I don't know why Xmas on your own with dh and dcs would make you feel down
Sounds lovely to me

dontwantthisrownow · 30/08/2012 08:59

Thanks for all your replies.

Problem is that the pub would be for 22 people and our tiny house won't hold that many. And if we did attempt it we'd then have to ask DH's family which would make it 30 people.

We would of course help my Mum with the lunch.

If we go to my parents it will be for 9 people as it has been for years.

I know I'm sounding stuck in my ways but I guess I just want the same Christmas we've always had and for our DC to be able to enjoy the day too and not have to be stuck in a highchair and told off if running around.

I just wish this suggestion had not raised it's head as I feel awful about it and it's only bloody August!

Plus all the families live a way apart so if we compromise and split up the day we'll be driving or getting taxi's all over the place.

Sigh :(

OP posts:
pjmama · 30/08/2012 09:00

YABU - your mum wants a break, I don't blame her. If u want a family Christmas, take your turn and offer to host it.

dontwantthisrownow · 30/08/2012 09:02

P.S I totally understand my Mum wanting a break and will discuss with her

OP posts:
steben · 30/08/2012 09:02

YABU - your mum is entitled to a break and you cant expect people to fit in with you every year. That sounds a bit harsh but I don't mean it to as I would noy want to lug small DC to a pub either. I would offer to host this year and let people make their own minds up about where they want to go.

pjmama · 30/08/2012 09:03

X-post! If you don't want to go to the pub, then don't. Could u have it with your DH family instead?

TiggerWearsATriteSmile · 30/08/2012 09:04

Stay at home in your own house
Start your own traditions and make it a family day. YOUR OWN family.

A pub is no place for children on Christmas day.
I wouldn't get upset about it, things change and you can't expect your mother to host just because that's always the way things were.
Move on, make your own dinner and get over it.

WipsGlitter · 30/08/2012 09:05

Yabu. It's great to have Christmas traditions, but it's good to mix it up for a bit. His parents in the morning, do your own lunch at home, meet up with your family later - either quick drink at pub or back at your mums house.

Easy for me to say, am already dreading my mum coming here again this year...
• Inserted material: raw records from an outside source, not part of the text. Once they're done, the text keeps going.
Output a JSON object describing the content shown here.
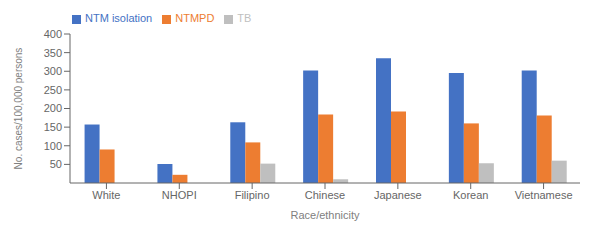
{
  "chart_data": {
    "type": "bar",
    "categories": [
      "White",
      "NHOPI",
      "Filipino",
      "Chinese",
      "Japanese",
      "Korean",
      "Vietnamese"
    ],
    "series": [
      {
        "name": "NTM isolation",
        "color": "#4472C4",
        "values": [
          157,
          51,
          163,
          302,
          335,
          295,
          302
        ]
      },
      {
        "name": "NTMPD",
        "color": "#ED7D31",
        "values": [
          90,
          22,
          109,
          184,
          192,
          160,
          181
        ]
      },
      {
        "name": "TB",
        "color": "#BFBFBF",
        "values": [
          0,
          0,
          52,
          10,
          0,
          53,
          60
        ]
      }
    ],
    "xlabel": "Race/ethnicity",
    "ylabel": "No. cases/100,000 persons",
    "ylim": [
      0,
      400
    ],
    "yticks": [
      50,
      100,
      150,
      200,
      250,
      300,
      350,
      400
    ],
    "grid": false,
    "legend": "upper left"
  }
}
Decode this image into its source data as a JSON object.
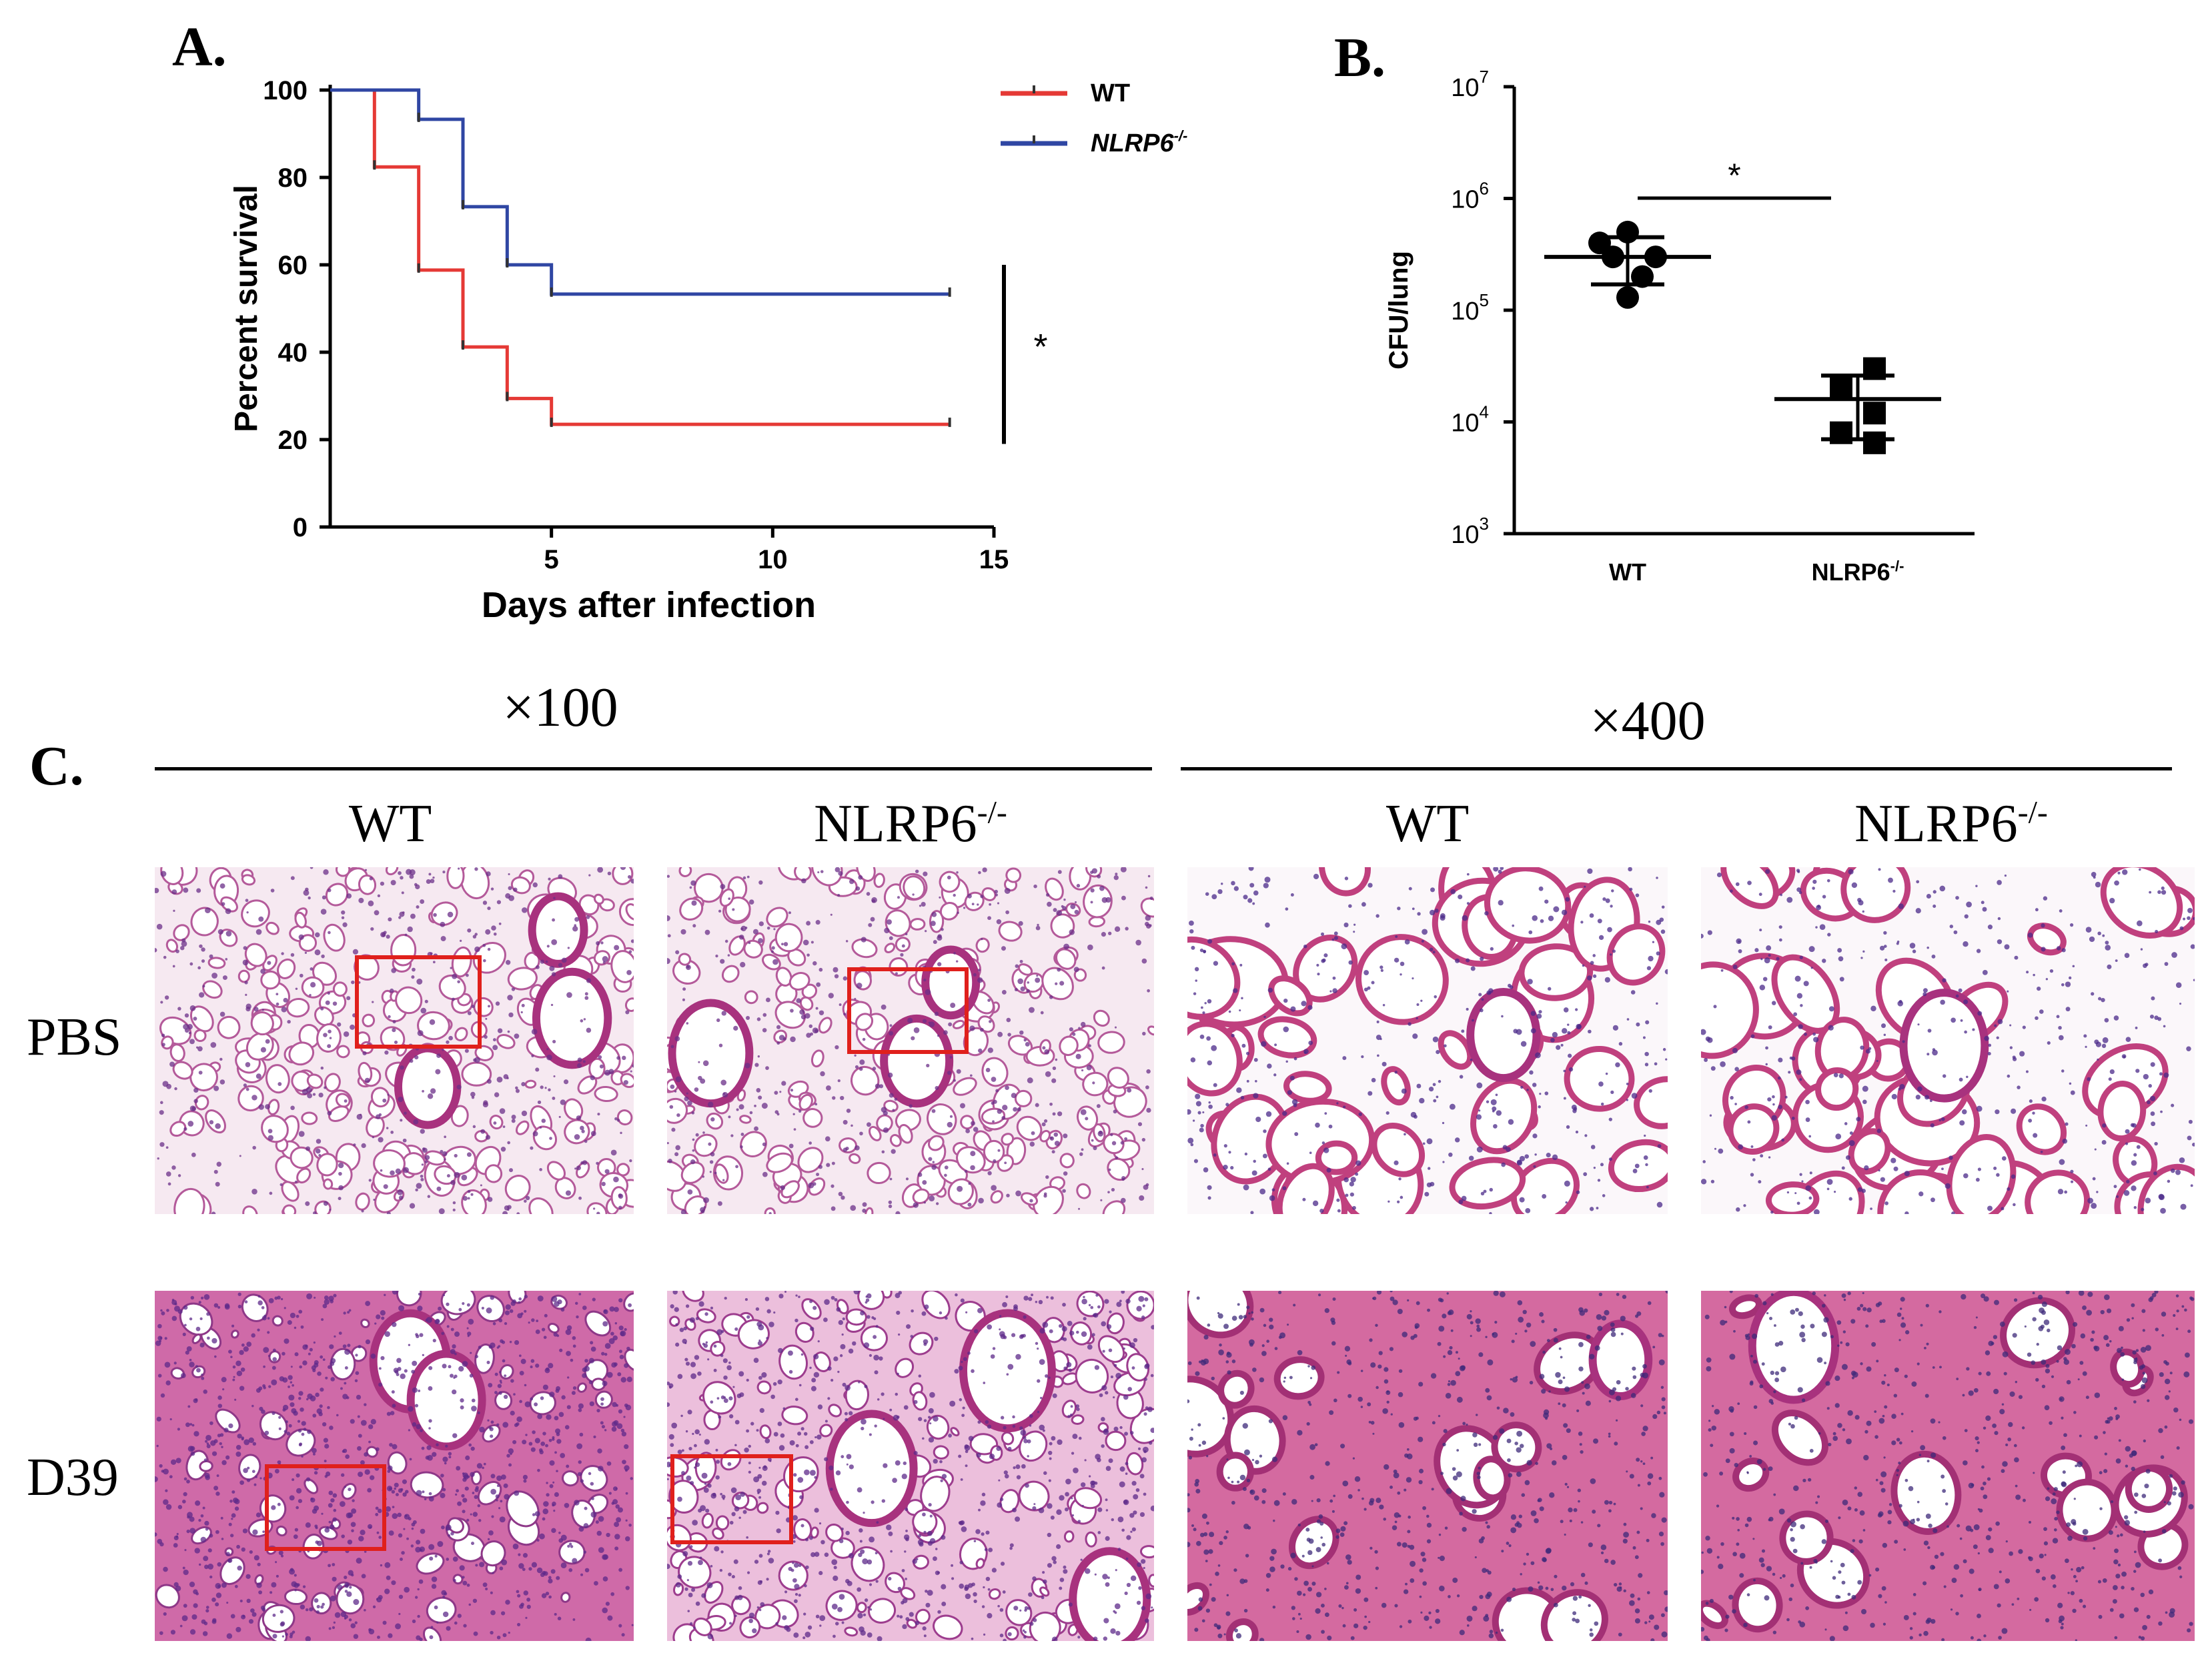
{
  "figure": {
    "panel_a_label": "A.",
    "panel_b_label": "B.",
    "panel_c_label": "C."
  },
  "colors": {
    "wt": "#e53935",
    "ko": "#2f46a3",
    "box": "#e0201c"
  },
  "chart_data": [
    {
      "type": "line",
      "subtype": "kaplan-meier-step",
      "title": "",
      "xlabel": "Days after infection",
      "ylabel": "Percent survival",
      "xlim": [
        0,
        15
      ],
      "ylim": [
        0,
        100
      ],
      "xticks": [
        5,
        10,
        15
      ],
      "yticks": [
        0,
        20,
        40,
        60,
        80,
        100
      ],
      "legend": {
        "placement": "top-right",
        "entries": [
          "WT",
          "NLRP6-/-"
        ]
      },
      "significance": "*",
      "series": [
        {
          "name": "WT",
          "color": "#e53935",
          "steps": [
            [
              0,
              100
            ],
            [
              1,
              82.4
            ],
            [
              2,
              58.8
            ],
            [
              3,
              41.2
            ],
            [
              4,
              29.4
            ],
            [
              5,
              23.5
            ],
            [
              14,
              23.5
            ]
          ]
        },
        {
          "name": "NLRP6-/-",
          "color": "#2f46a3",
          "steps": [
            [
              0,
              100
            ],
            [
              2,
              93.3
            ],
            [
              3,
              73.3
            ],
            [
              4,
              60
            ],
            [
              5,
              53.3
            ],
            [
              14,
              53.3
            ]
          ]
        }
      ]
    },
    {
      "type": "scatter",
      "subtype": "dot-plot-log",
      "title": "",
      "xlabel": "",
      "ylabel": "CFU/lung",
      "yscale": "log",
      "ylim": [
        1000,
        10000000
      ],
      "ytick_exponents": [
        3,
        4,
        5,
        6,
        7
      ],
      "categories": [
        "WT",
        "NLRP6-/-"
      ],
      "significance": "*",
      "series": [
        {
          "name": "WT",
          "values": [
            500000,
            400000,
            300000,
            300000,
            200000,
            130000
          ],
          "mean": 300000,
          "sd_high": 450000,
          "sd_low": 170000
        },
        {
          "name": "NLRP6-/-",
          "values": [
            30000,
            20000,
            12000,
            8000,
            6500
          ],
          "mean": 16000,
          "sd_high": 26000,
          "sd_low": 7000
        }
      ]
    }
  ],
  "panel_c": {
    "mag_left": "×100",
    "mag_right": "×400",
    "col_headers": [
      "WT",
      "NLRP6",
      "WT",
      "NLRP6"
    ],
    "col_sup": "-/-",
    "row_headers": [
      "PBS",
      "D39"
    ]
  }
}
tryingtonotfeckup · 30/08/2012 09:06

How about an extended Christmas, see your family on Christmas Eve, everyone brings a dish and no one gets landed with all the cooking, its fun and relaxed. You see DH family on Christmas morning, maybe stay the whole day if going nowhere else or go home and have a Christmas with just your family. Children get run around and have fun.

mummakaz · 30/08/2012 09:07

yanbu for not wanting to go to the pub (I wouldn't) but if they want to go to the pub it's down to them. I would just have xmas day at home tbh and perhaps see them boxing day?
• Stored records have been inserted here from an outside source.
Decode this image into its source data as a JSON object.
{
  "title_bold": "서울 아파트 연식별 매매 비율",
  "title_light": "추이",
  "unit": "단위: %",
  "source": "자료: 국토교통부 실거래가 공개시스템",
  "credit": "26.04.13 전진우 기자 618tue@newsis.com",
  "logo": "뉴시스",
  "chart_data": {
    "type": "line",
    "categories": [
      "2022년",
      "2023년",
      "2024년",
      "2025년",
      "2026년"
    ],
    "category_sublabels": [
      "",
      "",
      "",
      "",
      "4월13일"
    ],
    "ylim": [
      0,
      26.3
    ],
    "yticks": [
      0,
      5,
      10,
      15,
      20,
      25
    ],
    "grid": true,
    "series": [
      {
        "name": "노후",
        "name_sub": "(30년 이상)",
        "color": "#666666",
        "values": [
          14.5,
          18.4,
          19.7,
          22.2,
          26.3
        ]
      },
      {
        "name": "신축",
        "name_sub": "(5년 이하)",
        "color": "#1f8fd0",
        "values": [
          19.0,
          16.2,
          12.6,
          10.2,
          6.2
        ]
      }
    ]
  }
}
MrsCampbellBlack · 30/08/2012 09:08

Yes yabu but the pub thing wouldn't work for me either.

However now I've been doing Christmas for the last few years I totally get your mother wanting a break - its hard work and expensive.

Could you not spend the day with your DH's family and then spend next years at your mums? But I think you're going to have to accept that your mother doesn't wish to do christmas all the time if ever especially as the family gets bigger.